January 24, 2019

JOB 7 - 8   


Focus Verses for Today: Job 7:17-21 


Job is a righteous man. He believes in God. He trusts in God.  Does that mean he truly understands God? The theme throughout Job chapter 7, is Job pleading to God to relieve him of the tests and trials through which God is putting him. When Job speaks to God, Job is actually telling God what God is doing to him; incorrectly.  It appears that Job believed that if you lived a righteous life God rewarded you with material blessings. That would mean Job believed if he forsook living a righteous life that God would take your material blessings away. Reading chapter 7 in its entirety gives the impression that Job believed once a person died there was no after life. All accomplishments and rewards were for the living because once a person died they ceased to be. Job also assumed that his afflictions may have been the result of sin for which he wasn’t aware. He asked God to forgive him for that sin.


17“What is mankind that you make so much of them,

that you give them so much attention,

18that you examine them every morning

and test them every moment?

19Will you never look away from me,

or let me alone even for an instant?

20If I have sinned, what have I done to you,

you who see everything we do?

Why have you made me your target?

Have I become a burden to you?[a]

21Why do you not pardon my offenses

and forgive my sins?

For I will soon lie down in the dust;

you will search for me, but I will be no more.”  (Job 7:17-21, NIV)       


As we journey through life with God it is important to understand that sin is Satan’s snare to trap us and turn us away from God. Is it possible that Satan is using Job’s misunderstanding of God to try and forsake God? 


Chapter 8 is another of Job’s friends, Bildad, speaking. Refresh your recollection about these three friends: they came to comfort Job in his time of need and suffering.  Bildad speaking, “When your children sinned against him, he gave them over to the penalty of their sin.”  Job 8:4 (NIV) Bildad told Job that his children, all of his children, were killed because of their sin. (See Job 1:18-19 NIV)  Does that sound comforting to you?
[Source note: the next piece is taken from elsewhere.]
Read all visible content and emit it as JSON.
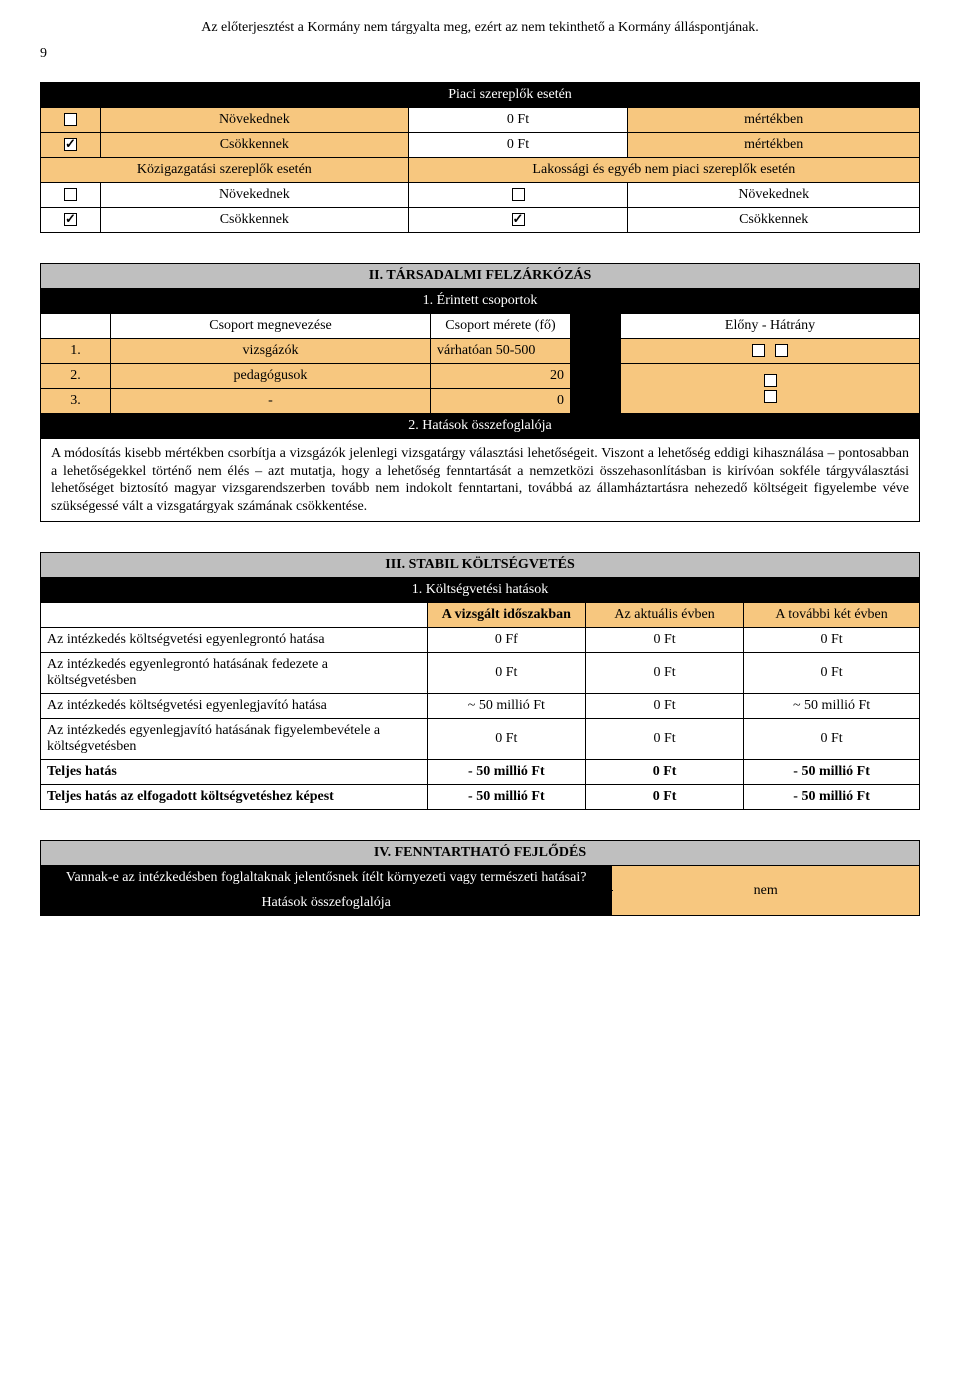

If you are journalling, or decided to reflect, it is time to sort this out. Read Job chapters 7 and 8.  Have you ever heard or been in a problem solving discussion where both sides based their arguments on the wrong premise. (That is the fast train to nowhere city!)  Neither Job, nor his friend Bildad, understood what was the source of Job’s malady.  They both thought they understood the problem. They both used the knowledge they had available to them to arrive at conclusions that satisfied them. Were they trying to find the true reason or mere satisfy themselves with reasoning they could understand? Did either of them ever ask; could there be more to this than we understand? It is easy to jump to conclusions relying on bad information, limited information, and lack of understanding: it is called jumping to a conclusion. It means the concluder jumps over the heavy lifting, fails to investigate fully, fails to research fully, fundamentally fails to think and allows himself to rely what is convenient to feel comfortable. It is time to pray over, meditate, and reflect on today’s journey through Job chapters 7 and 8.  Now journal or reflect on a time when you participated in or listened to a conversation like Job and Bildad had in chapters 7 & 8. Take caution not to jump to your conclusion.